Deuxième cas : Le médecin n’est pas le seul membre de l’Ordre détenant directement ou indirectement les actions ou les parts sociales, il y a plusieurs médecins actionnaires ou sociétaires. Dans ce deuxième cas, et dans la mesure où les autres personnes aptes à pratiquer la médecine demeurent actionnaires ou sociétaires, le médecin doit céder, donner ou autrement se départir de ses actions ou de ses parts sociales. Ceux et celles qui détenaient des actions ou des parts sociales et qui se qualifiaient par le médecin radié doivent également s’en départir. Les uns et les autres doivent également cesser d’être administrateur dirigeant ou représentant de la personne morale.
Ceci dit, les médecins prudents qui décident d’agir collectivement au sein d’une personne morale devraient voir à se doter, dès le départ, d’une convention unanime d’actionnaires ou de sociétaires et à régler la question. Il pourrait par exemple y avoir une clause dite de « retrait des affaires » qui pourrait prévoir différentes situations dont l’incapacité physique, la retraite, la radiation de plus de 3 mois, la faillite, etc.

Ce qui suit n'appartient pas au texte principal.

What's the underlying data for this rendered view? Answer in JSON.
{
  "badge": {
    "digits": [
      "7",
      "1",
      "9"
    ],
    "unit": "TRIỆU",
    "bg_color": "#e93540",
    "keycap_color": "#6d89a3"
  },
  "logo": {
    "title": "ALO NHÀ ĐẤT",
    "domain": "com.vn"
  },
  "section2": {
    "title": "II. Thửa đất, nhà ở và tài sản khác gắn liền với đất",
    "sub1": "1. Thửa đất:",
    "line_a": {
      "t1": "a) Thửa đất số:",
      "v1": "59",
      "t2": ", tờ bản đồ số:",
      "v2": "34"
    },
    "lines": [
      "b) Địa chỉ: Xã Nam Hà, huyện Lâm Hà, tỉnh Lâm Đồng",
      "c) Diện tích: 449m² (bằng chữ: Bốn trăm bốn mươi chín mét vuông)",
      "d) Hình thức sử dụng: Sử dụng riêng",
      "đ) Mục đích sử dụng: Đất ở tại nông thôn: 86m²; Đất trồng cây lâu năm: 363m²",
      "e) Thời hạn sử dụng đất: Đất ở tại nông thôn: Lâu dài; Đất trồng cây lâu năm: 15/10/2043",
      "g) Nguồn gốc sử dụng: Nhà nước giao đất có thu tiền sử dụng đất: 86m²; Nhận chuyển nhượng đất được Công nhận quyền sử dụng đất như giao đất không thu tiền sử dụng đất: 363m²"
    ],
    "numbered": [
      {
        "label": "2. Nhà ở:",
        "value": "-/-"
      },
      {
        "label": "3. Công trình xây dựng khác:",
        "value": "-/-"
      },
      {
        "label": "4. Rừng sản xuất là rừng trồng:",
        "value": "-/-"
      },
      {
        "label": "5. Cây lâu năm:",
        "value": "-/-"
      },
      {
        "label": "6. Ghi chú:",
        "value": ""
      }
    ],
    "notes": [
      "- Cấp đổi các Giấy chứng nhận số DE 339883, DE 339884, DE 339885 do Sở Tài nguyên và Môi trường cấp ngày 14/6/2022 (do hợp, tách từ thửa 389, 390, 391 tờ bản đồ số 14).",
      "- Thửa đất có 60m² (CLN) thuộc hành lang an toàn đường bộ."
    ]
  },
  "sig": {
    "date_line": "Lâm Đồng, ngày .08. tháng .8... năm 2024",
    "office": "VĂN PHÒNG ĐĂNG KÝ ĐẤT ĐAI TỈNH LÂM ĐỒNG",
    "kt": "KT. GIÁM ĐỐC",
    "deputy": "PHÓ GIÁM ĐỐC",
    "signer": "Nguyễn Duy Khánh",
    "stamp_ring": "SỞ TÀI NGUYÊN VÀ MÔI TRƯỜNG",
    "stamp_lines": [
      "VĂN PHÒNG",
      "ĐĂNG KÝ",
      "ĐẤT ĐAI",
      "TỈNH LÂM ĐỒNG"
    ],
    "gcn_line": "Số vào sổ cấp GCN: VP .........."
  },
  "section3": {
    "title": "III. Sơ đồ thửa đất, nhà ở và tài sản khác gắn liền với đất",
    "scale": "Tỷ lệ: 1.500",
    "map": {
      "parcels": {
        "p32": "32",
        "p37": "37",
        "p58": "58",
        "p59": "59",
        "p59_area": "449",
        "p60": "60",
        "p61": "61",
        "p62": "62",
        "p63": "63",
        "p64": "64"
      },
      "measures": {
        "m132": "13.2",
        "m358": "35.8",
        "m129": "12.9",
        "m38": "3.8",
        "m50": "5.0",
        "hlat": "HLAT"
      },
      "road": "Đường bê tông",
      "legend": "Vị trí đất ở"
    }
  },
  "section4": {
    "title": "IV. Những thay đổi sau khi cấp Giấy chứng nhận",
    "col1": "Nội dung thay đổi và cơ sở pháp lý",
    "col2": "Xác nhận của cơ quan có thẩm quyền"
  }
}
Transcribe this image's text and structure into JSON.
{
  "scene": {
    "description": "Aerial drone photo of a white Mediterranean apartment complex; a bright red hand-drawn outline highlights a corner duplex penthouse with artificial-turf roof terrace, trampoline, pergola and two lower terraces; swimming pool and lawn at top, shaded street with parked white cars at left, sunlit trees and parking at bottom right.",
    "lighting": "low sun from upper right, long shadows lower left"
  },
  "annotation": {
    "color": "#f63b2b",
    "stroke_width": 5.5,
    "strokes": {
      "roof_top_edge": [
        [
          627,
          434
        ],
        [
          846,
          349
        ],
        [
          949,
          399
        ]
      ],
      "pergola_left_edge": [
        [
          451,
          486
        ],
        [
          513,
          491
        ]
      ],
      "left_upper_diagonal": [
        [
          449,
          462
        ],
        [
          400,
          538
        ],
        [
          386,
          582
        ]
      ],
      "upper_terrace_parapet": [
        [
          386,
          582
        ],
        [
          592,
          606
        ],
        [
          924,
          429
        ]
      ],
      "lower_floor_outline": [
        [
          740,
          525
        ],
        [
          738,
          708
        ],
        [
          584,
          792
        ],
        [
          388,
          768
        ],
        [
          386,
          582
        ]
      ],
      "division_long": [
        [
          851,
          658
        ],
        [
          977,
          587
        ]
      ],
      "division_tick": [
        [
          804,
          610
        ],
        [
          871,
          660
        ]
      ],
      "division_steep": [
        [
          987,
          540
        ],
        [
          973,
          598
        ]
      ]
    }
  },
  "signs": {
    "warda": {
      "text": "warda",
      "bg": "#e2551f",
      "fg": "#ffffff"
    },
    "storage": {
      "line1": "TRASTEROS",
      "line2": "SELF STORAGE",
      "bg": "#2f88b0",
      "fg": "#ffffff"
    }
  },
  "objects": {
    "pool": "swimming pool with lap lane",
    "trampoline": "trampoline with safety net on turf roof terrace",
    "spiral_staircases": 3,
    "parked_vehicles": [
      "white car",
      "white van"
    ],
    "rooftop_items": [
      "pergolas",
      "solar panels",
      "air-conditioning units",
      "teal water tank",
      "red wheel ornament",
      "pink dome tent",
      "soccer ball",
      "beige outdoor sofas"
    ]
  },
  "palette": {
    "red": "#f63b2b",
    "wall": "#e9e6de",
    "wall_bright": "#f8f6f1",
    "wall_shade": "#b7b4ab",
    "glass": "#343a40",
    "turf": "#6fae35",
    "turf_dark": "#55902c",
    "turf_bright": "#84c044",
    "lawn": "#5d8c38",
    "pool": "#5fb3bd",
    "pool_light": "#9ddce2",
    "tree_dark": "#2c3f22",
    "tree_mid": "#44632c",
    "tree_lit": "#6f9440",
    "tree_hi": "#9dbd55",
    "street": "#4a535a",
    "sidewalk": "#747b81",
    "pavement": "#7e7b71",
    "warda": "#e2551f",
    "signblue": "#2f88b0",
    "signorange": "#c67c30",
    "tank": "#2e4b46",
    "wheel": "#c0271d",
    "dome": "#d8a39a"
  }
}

Les clauses de retrait d’affaires contiennent normalement des dispositions visant l’achat, par les actionnaires ou les sociétaires, des actions ou des parts sociales de celui qui se retire volontairement ou est forcé de se retirer des affaires, ou le rachat de ses actions ou de ses parts sociales par la compagnie. Elle contient également le processus à suivre pour évaluer le prix ou la valeur des actions ou des parts sociales.